Habibie pun memberikan Otonomi Penuh kepada Timor-Timur yang sudah menjadi Provinsi Indonesia yang ke 27, pada bulan Juli 1998. Akan tetapi, ketika Sekjen PBB Kofi Annan menyambut baik perkembangan baru yang melegakan dunia itu, dan belum sempat menindak lanjuti lebih jauh, tiba-tiba pada Januari 1999 Habibie memberikan persetujuan untuk Referendum di Timor-Timur. Beberapa Jenderal tidak memberikan jawaban pasti sebelum Habibie memutuskan itu, antara lain, adalah Wiranto sendiri.
Akhirnya Timor Timur pun lepas, sekalipun Referendum dilakukan secara curang oleh Australia dan lain-lain yang menjadi anggota Komisi mewakili PBB. Lagi-lagi Wiranto bertanggungjawab atas bumi hangus dan pembantaian masal yang dilakukan terhadap orang-orang Timor-Timur sewaktu Pasukan TNI mundur pada September, pasca Referendum. Padahal, secara etnis, orang-orang Timor-Timur itu termasuk Bangsa Indonesia juga. Wiranto terancam sebagai Criminal of War.
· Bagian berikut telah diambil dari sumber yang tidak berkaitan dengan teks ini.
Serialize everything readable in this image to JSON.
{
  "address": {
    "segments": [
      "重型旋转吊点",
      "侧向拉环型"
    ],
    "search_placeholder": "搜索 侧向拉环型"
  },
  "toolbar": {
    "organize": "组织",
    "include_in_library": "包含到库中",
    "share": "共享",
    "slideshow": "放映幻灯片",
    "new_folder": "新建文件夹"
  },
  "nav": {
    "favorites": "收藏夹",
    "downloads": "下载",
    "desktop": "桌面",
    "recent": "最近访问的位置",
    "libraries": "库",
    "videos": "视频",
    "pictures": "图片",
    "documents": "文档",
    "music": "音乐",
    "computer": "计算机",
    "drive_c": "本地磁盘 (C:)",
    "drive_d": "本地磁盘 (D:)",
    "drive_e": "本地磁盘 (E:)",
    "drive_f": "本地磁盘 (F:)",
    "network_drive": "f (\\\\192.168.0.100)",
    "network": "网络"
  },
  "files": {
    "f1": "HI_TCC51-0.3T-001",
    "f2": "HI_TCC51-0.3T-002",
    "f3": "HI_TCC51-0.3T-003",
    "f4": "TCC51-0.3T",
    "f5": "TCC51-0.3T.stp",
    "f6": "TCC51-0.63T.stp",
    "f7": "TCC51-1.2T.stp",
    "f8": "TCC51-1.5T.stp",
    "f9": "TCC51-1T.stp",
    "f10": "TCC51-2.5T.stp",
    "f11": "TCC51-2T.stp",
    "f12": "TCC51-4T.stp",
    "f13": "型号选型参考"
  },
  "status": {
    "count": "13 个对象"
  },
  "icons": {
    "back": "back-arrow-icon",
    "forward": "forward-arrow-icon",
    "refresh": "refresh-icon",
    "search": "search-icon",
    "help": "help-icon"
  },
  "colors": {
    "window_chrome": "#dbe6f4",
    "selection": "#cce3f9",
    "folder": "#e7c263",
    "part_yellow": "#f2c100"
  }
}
Sulit diragukan, bahwa orang macam Wiranto sesunggihnya adalah tentara yang haus darah. Peristiwa Pembantaian terhadap pengunjuk rasa 22 Mei 2019 tentulah tidak terlepas dari tanggungjawabnya sebagai Menteri Polhukam.
Konon ada 8 orang terbunuh serta beberapa belas hilang dalam peristiwa unjuk rasa yang tiba-tiba berubah menjadi kerusuhan itu. Ini mengingatkan lagi psda Peristiwa Mei 1998 di mana puluhan, kalau tidak ratusan, orang tewas dalam Kebakaran Jakarta 13-14 Mei. Pada saat Wiranto justru sengaja meninggalkan gelanggang. Ketika Gus Dur ada di Davos, Swiss, dia dituntut untuk memecat Wiranto. Menhan Wiranto benar-benar dipecat Gus Dur sepulang dari Davos.